そこにはチームメートとの信頼関係も横たわってくる。
そして、そこにもまた吉田はキャプテンを経験した意味を見出している。
「キャプテンっていう責任を負うときに、自分のことだけを考えているキャプテンについていきたいかっていうと、絶対にそうじゃない。自分がキャプテンじゃなかったときにどういう人についていきたいかを考えて、次に自分がキャプテンになったときに『リュウさんならついていきたい』って、どうやったら思ってもらえるか。どういう振る舞いをしたらいいのかを考えたんです。チームメートと一緒にいるのは練習が一番多くなるわけで、じゃあ、練習中に一番声を出し続けることもひとつだし、練習から絶対に手を抜かないとか、そういうところから始めていこうと思ったんです。

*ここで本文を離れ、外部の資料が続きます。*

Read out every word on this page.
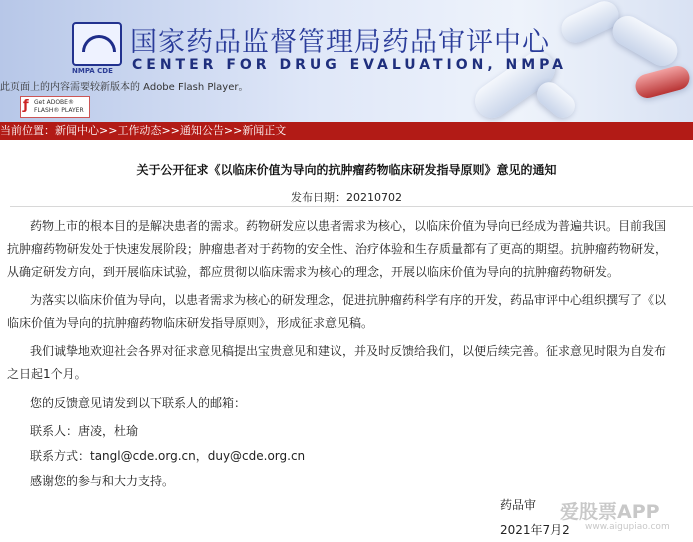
NMPA CDE
国家药品监督管理局药品审评中心
CENTER FOR DRUG EVALUATION, NMPA
此页面上的内容需要较新版本的 Adobe Flash Player。
ƒ Get ADOBE® FLASH® PLAYER
当前位置：新闻中心>>工作动态>>通知公告>>新闻正文
关于公开征求《以临床价值为导向的抗肿瘤药物临床研发指导原则》意见的通知
发布日期：20210702
药物上市的根本目的是解决患者的需求。药物研发应以患者需求为核心，以临床价值为导向已经成为普遍共识。目前我国
抗肿瘤药物研发处于快速发展阶段；肿瘤患者对于药物的安全性、治疗体验和生存质量都有了更高的期望。抗肿瘤药物研发，
从确定研发方向，到开展临床试验，都应贯彻以临床需求为核心的理念，开展以临床价值为导向的抗肿瘤药物研发。
为落实以临床价值为导向，以患者需求为核心的研发理念，促进抗肿瘤药科学有序的开发，药品审评中心组织撰写了《以
临床价值为导向的抗肿瘤药物临床研发指导原则》，形成征求意见稿。
我们诚挚地欢迎社会各界对征求意见稿提出宝贵意见和建议，并及时反馈给我们，以便后续完善。征求意见时限为自发布
之日起1个月。
您的反馈意见请发到以下联系人的邮箱：
联系人：唐凌，杜瑜
联系方式：tangl@cde.org.cn，duy@cde.org.cn
感谢您的参与和大力支持。
药品审
2021年7月2
爱股票APP
www.aigupiao.com
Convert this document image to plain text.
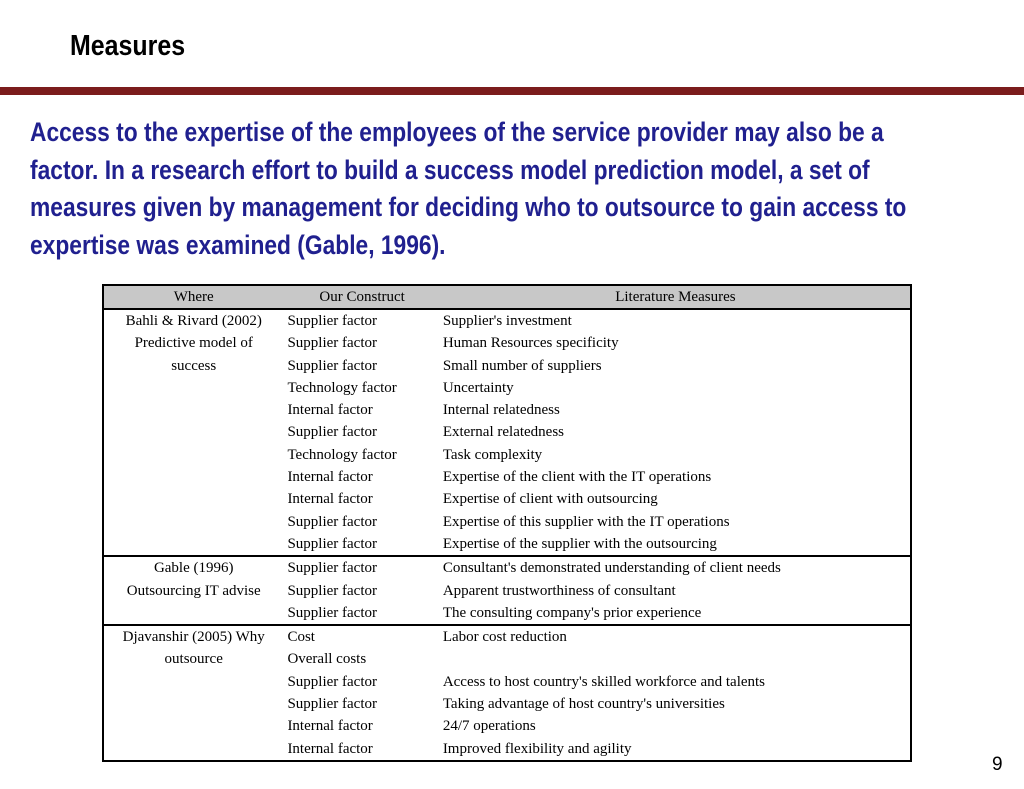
Measures
Access to the expertise of the employees of the service provider may also be a
factor. In a research effort to build a success model prediction model, a set of
measures given by management for deciding who to outsource to gain access to
expertise was examined (Gable, 1996).
Where	Our Construct	Literature Measures
Bahli & Rivard (2002)	Supplier factor	Supplier's investment
Predictive model of	Supplier factor	Human Resources specificity
success	Supplier factor	Small number of suppliers
	Technology factor	Uncertainty
	Internal factor	Internal relatedness
	Supplier factor	External relatedness
	Technology factor	Task complexity
	Internal factor	Expertise of the client with the IT operations
	Internal factor	Expertise of client with outsourcing
	Supplier factor	Expertise of this supplier with the IT operations
	Supplier factor	Expertise of the supplier with the outsourcing
Gable (1996)	Supplier factor	Consultant's demonstrated understanding of client needs
Outsourcing IT advise	Supplier factor	Apparent trustworthiness of consultant
	Supplier factor	The consulting company's prior experience
Djavanshir (2005) Why	Cost	Labor cost reduction
outsource	Overall costs	
	Supplier factor	Access to host country's skilled workforce and talents
	Supplier factor	Taking advantage of host country's universities
	Internal factor	24/7 operations
	Internal factor	Improved flexibility and agility
9
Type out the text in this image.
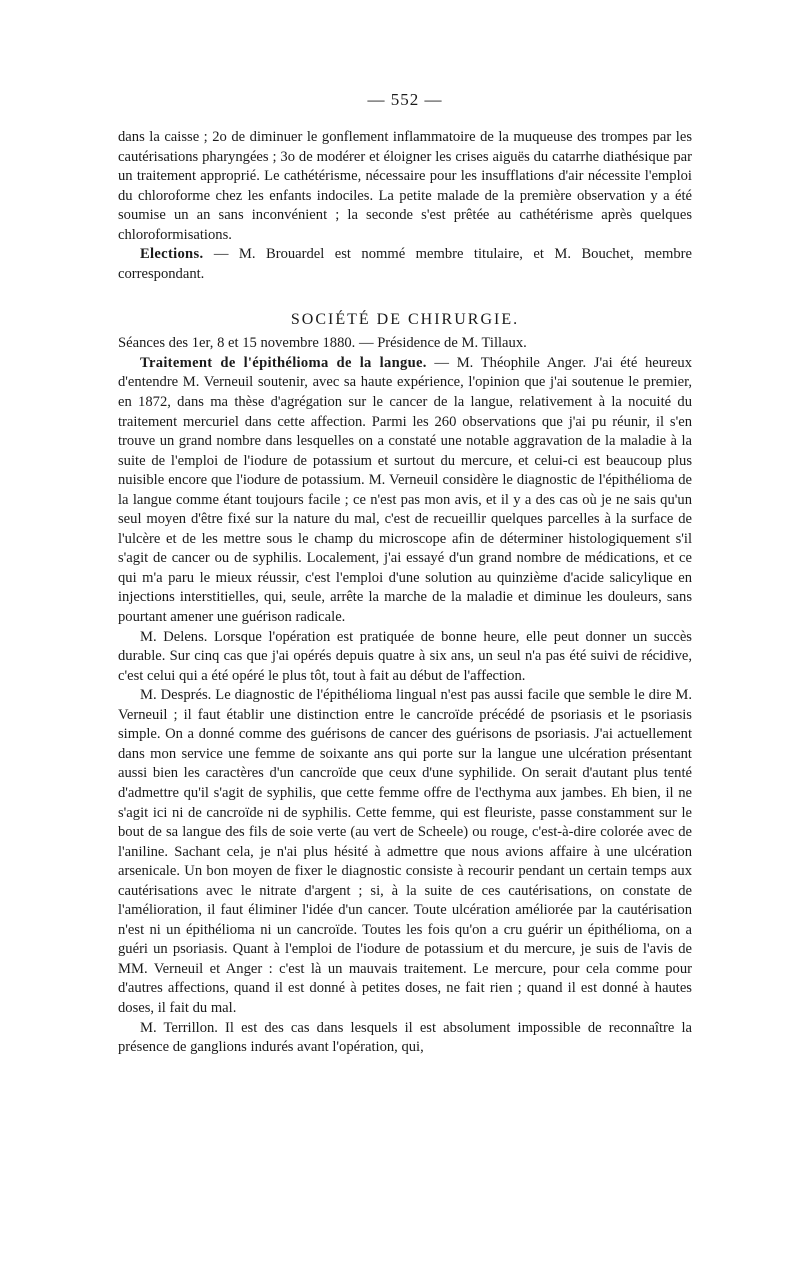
— 552 —

dans la caisse ; 2o de diminuer le gonflement inflammatoire de la muqueuse des trompes par les cautérisations pharyngées ; 3o de modérer et éloigner les crises aiguës du catarrhe diathésique par un traitement approprié. Le cathétérisme, nécessaire pour les insufflations d'air nécessite l'emploi du chloroforme chez les enfants indociles. La petite malade de la première observation y a été soumise un an sans inconvénient ; la seconde s'est prêtée au cathétérisme après quelques chloroformisations.

Elections. — M. Brouardel est nommé membre titulaire, et M. Bouchet, membre correspondant.

SOCIÉTÉ DE CHIRURGIE.

Séances des 1er, 8 et 15 novembre 1880. — Présidence de M. Tillaux.

Traitement de l'épithélioma de la langue. — M. Théophile Anger. J'ai été heureux d'entendre M. Verneuil soutenir, avec sa haute expérience, l'opinion que j'ai soutenue le premier, en 1872, dans ma thèse d'agrégation sur le cancer de la langue, relativement à la nocuité du traitement mercuriel dans cette affection. Parmi les 260 observations que j'ai pu réunir, il s'en trouve un grand nombre dans lesquelles on a constaté une notable aggravation de la maladie à la suite de l'emploi de l'iodure de potassium et surtout du mercure, et celui-ci est beaucoup plus nuisible encore que l'iodure de potassium. M. Verneuil considère le diagnostic de l'épithélioma de la langue comme étant toujours facile ; ce n'est pas mon avis, et il y a des cas où je ne sais qu'un seul moyen d'être fixé sur la nature du mal, c'est de recueillir quelques parcelles à la surface de l'ulcère et de les mettre sous le champ du microscope afin de déterminer histologiquement s'il s'agit de cancer ou de syphilis. Localement, j'ai essayé d'un grand nombre de médications, et ce qui m'a paru le mieux réussir, c'est l'emploi d'une solution au quinzième d'acide salicylique en injections interstitielles, qui, seule, arrête la marche de la maladie et diminue les douleurs, sans pourtant amener une guérison radicale.

M. Delens. Lorsque l'opération est pratiquée de bonne heure, elle peut donner un succès durable. Sur cinq cas que j'ai opérés depuis quatre à six ans, un seul n'a pas été suivi de récidive, c'est celui qui a été opéré le plus tôt, tout à fait au début de l'affection.

M. Després. Le diagnostic de l'épithélioma lingual n'est pas aussi facile que semble le dire M. Verneuil ; il faut établir une distinction entre le cancroïde précédé de psoriasis et le psoriasis simple. On a donné comme des guérisons de cancer des guérisons de psoriasis. J'ai actuellement dans mon service une femme de soixante ans qui porte sur la langue une ulcération présentant aussi bien les caractères d'un cancroïde que ceux d'une syphilide. On serait d'autant plus tenté d'admettre qu'il s'agit de syphilis, que cette femme offre de l'ecthyma aux jambes. Eh bien, il ne s'agit ici ni de cancroïde ni de syphilis. Cette femme, qui est fleuriste, passe constamment sur le bout de sa langue des fils de soie verte (au vert de Scheele) ou rouge, c'est-à-dire colorée avec de l'aniline. Sachant cela, je n'ai plus hésité à admettre que nous avions affaire à une ulcération arsenicale. Un bon moyen de fixer le diagnostic consiste à recourir pendant un certain temps aux cautérisations avec le nitrate d'argent ; si, à la suite de ces cautérisations, on constate de l'amélioration, il faut éliminer l'idée d'un cancer. Toute ulcération améliorée par la cautérisation n'est ni un épithélioma ni un cancroïde. Toutes les fois qu'on a cru guérir un épithélioma, on a guéri un psoriasis. Quant à l'emploi de l'iodure de potassium et du mercure, je suis de l'avis de MM. Verneuil et Anger : c'est là un mauvais traitement. Le mercure, pour cela comme pour d'autres affections, quand il est donné à petites doses, ne fait rien ; quand il est donné à hautes doses, il fait du mal.

M. Terrillon. Il est des cas dans lesquels il est absolument impossible de reconnaître la présence de ganglions indurés avant l'opération, qui,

もちろん試合でも。チームが『この人のためなら頑張りたい』って思ってもらえるように、自分が一番頑張ろうって。自分のプレーがうまくいかなくてフラストレーションを溜めるのって、それこそ自分だけの感情じゃないですか。キャプテンのときはそれじゃダメ。自分もしんどいけど、今はチームのことが一番だから、そんなことを考えている場合じゃないっていうふうにシフトチェンジできるようになったのは、すごく大きかったなってすごく思います」
練習中から声を出し、手を抜かず、この人のためならと思われればこそ、試合のコートでコールしたプレーはスムーズに動き出す。
ポイントガードにせよ、キャプテンにせよ、責任も負担も大きい。しかしそれを経験したからこそ気づける何かがある。